8.5 millions d'enfants congolais vivent dans la malnutrition photo prise par Erick Ks

L’enquête MICS (Multiple Indicator Cluster Surveys) de 2018 vient de dresser un rapport inquiétant sur les conditions de vie des enfants congolais. Selon ce rapport, la RDC observe une stagnation de la prévalence du retard de croissance avec plus de 8.5 millions d’enfants âgés de moins de 5 ans touchés dont 52% vivent dans les ménages les plus pauvres. Aussi, près de 1.5 million d’enfants de de moins de 5 ans souffrent d’émaciation ou sont trop maigres pour leur taille.

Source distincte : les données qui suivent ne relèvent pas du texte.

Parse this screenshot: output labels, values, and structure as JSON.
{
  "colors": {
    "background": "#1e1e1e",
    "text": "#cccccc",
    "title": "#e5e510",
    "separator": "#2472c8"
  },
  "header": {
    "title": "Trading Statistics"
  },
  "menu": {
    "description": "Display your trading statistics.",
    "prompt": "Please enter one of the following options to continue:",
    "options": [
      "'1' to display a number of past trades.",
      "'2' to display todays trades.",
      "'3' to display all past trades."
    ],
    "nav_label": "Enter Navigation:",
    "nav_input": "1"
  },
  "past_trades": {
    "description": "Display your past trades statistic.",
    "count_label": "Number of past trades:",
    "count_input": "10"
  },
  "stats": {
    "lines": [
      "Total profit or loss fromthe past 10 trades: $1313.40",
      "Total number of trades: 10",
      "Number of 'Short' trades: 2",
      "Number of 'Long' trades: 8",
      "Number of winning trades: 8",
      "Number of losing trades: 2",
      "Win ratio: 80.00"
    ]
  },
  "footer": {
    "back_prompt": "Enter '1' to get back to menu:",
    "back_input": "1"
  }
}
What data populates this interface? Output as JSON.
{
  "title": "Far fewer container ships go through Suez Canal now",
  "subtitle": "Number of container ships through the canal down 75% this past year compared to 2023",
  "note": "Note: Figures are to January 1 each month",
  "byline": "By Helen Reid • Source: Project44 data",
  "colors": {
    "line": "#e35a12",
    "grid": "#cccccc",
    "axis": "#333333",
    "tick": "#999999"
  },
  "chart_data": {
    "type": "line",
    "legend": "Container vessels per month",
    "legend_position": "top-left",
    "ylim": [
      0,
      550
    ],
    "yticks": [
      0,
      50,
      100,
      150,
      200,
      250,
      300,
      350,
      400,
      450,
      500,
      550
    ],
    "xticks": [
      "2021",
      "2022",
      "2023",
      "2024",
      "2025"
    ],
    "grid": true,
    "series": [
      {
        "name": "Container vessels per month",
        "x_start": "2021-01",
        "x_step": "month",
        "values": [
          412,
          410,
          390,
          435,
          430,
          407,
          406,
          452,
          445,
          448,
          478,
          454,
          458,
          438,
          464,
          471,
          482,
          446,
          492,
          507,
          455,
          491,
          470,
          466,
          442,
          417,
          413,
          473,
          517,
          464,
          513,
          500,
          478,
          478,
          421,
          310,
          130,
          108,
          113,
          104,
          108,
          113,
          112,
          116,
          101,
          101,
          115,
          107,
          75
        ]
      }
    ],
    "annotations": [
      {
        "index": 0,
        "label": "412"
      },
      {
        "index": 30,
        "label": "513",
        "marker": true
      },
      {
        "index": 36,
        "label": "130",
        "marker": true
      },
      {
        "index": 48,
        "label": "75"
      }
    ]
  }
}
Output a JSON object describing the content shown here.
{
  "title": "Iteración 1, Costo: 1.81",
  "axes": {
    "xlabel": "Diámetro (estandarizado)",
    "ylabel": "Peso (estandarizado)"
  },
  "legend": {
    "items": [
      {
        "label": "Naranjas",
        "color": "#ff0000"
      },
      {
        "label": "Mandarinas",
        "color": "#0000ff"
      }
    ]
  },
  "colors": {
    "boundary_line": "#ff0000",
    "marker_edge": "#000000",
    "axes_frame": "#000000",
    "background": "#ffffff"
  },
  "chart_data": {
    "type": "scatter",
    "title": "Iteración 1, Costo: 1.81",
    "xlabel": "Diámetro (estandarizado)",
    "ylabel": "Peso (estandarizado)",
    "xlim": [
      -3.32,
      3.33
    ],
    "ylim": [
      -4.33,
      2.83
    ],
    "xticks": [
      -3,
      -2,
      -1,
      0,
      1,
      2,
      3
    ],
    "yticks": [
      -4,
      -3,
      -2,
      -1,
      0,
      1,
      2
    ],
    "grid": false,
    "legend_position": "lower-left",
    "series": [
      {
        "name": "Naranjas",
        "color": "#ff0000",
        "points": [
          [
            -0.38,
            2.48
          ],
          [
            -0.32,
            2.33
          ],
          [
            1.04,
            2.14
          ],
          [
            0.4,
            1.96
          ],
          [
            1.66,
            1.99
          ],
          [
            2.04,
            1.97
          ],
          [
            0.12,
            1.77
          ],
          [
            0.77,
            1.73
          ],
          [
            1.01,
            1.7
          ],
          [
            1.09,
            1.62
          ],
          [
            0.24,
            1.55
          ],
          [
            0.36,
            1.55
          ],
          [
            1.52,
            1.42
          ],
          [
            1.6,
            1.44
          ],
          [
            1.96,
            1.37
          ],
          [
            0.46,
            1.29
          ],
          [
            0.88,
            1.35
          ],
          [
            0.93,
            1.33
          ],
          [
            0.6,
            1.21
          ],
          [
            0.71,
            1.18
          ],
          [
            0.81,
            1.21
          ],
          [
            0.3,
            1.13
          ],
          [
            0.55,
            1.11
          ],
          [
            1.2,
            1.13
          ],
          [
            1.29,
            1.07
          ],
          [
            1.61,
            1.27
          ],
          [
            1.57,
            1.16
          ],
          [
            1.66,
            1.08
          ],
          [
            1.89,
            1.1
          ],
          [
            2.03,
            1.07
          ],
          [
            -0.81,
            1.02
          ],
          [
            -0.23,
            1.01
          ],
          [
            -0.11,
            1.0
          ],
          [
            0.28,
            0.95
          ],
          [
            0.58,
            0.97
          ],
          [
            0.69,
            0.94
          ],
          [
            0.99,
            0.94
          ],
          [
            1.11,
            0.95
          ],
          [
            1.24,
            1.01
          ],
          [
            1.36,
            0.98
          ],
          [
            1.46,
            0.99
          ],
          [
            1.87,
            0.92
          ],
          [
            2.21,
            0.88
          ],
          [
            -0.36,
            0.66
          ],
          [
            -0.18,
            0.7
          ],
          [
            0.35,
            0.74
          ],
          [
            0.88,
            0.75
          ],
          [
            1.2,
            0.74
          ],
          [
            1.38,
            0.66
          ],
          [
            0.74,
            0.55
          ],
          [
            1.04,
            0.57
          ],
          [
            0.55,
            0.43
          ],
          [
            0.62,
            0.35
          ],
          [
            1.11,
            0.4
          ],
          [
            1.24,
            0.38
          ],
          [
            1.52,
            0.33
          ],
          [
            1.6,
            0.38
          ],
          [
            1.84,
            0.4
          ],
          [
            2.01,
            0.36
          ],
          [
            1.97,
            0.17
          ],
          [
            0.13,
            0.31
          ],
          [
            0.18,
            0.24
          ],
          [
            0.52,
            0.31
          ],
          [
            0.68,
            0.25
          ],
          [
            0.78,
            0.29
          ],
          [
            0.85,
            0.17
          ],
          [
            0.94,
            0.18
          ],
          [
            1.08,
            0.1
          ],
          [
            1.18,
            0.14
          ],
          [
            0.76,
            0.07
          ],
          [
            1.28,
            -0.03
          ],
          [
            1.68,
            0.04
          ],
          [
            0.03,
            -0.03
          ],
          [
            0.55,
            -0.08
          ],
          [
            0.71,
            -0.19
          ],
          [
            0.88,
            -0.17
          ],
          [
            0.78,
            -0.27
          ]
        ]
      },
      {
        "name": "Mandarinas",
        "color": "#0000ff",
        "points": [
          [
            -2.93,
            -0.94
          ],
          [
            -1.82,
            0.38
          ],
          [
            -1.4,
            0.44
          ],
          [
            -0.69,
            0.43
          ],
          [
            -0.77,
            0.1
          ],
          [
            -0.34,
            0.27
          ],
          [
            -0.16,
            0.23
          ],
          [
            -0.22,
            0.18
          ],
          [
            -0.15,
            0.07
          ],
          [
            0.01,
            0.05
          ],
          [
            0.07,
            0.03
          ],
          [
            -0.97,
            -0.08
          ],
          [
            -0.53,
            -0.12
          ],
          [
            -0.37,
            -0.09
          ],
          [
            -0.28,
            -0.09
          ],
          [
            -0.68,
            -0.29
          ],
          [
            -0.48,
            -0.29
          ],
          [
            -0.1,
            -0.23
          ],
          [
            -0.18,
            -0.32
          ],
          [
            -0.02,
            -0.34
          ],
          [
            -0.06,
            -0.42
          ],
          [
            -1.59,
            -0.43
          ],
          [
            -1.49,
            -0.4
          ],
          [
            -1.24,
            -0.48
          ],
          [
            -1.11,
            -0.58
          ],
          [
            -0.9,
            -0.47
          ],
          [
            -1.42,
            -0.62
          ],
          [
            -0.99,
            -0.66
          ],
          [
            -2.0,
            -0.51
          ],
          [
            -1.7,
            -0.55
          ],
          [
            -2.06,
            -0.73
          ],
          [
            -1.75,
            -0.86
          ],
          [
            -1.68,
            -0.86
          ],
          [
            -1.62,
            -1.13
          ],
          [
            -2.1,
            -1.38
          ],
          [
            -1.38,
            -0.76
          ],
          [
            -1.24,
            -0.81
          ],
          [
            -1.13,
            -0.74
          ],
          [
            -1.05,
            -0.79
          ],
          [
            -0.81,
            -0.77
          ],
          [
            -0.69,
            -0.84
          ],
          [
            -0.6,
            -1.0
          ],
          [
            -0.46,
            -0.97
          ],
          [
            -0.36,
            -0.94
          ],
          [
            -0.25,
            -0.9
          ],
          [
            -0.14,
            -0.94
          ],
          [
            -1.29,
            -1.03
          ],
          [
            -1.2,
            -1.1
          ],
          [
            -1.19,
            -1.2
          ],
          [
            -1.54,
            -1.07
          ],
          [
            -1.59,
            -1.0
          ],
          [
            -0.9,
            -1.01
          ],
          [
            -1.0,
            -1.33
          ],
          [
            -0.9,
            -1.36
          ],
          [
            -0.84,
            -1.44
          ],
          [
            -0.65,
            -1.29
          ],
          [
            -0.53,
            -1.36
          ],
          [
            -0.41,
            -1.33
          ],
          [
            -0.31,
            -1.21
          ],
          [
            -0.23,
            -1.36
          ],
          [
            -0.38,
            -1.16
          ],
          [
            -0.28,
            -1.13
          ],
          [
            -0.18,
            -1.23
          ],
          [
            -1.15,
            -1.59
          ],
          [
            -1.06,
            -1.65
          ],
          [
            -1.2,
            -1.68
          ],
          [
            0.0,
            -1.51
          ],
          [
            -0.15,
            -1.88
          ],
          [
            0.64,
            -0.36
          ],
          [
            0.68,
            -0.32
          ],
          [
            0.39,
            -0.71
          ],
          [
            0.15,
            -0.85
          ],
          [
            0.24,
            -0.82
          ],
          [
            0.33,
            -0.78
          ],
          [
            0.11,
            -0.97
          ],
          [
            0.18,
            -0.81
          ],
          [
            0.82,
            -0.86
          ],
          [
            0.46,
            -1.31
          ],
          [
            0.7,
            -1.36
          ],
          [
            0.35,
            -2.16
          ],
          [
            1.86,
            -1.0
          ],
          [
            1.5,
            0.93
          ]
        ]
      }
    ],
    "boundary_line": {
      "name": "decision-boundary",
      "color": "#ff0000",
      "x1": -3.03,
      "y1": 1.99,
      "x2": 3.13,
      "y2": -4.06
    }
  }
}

Le pays de Félix Tshisekedi est le premier Etat de la région de l’Afrique de l’Ouest et du Centre (prévalences du retard de croissance, émaciation ou surpoids) où les enfants ne grandissent pas bien. En Afrique de l’Ouest et du Centre, 2 enfants de moins de 5 ans sur 5 ne grandissent pas bien, contre 1 enfant de moins de 5 ans sur 2 en RDC, indique ce rapport. Une mauvaise alimentation nuit de manière permanente à la croissance et au développement du cerveau des enfants. Raison pour laquelle, il est important de placer les enfants au cœur de toute action.

Fournir aux jeunes enfants une alimentation nutritive, saine, abordable et durable, demeure une priorité en RDC.
L’enquête MICS 2018 révèle également que seulement un enfant de 0 à 5 mois sur 2 ou  » 54% « est allaité exclusivement au sein maternel.
A en croire ce document, près de 920,000 enfants âgés de 6 mois à 2 ans ne consomment pas d’aliments recommandés capables de soutenir la croissance optimale rapide de leur corps et de leur cerveau. Les régimes alimentaires dépourvus d’apports nutritifs adaptés constituent également la principale cause de mortalité en RDC.

Prioriser l’alimentation et des soins du jeune enfant

Face à ces défis, la RDC et ses partenaires entendent concentrer leurs efforts dans l’engagement commun autour de la nutrition et en priorisant l’alimentation et des soins du jeune enfant, en vue de la mise en place de politiques, l’harmonisation des programmes et la mobilisation de ressources en faveur de la nutrition ; y compris en situation humanitaire. L’investissement dans les secteurs de l’agriculture et le développement rurale, de l’eau, l’hygiène et de l’assainissement, de l’éducation, la stimulation du jeune enfant, du genre et la promotion de la situation de la femme, et de la protection sociale.

La RDC et ses partenaires doivent mettre en place de programmes pour améliorer les systèmes alimentaires et les rendre sensibles aux enfants, à savoir l’ensemble des éléments et des activités impliqués dans  » la production, le traitement, la distribution, la préparation et la consommation des produits alimentaires « , ainsi que sur les résultats de ces activités, notamment en matière de nutrition et de santé. Mais il faut aussi  mobiliser des investissements financiers dans les programmes de prévention et de lutte contre toutes formes de malnutrition.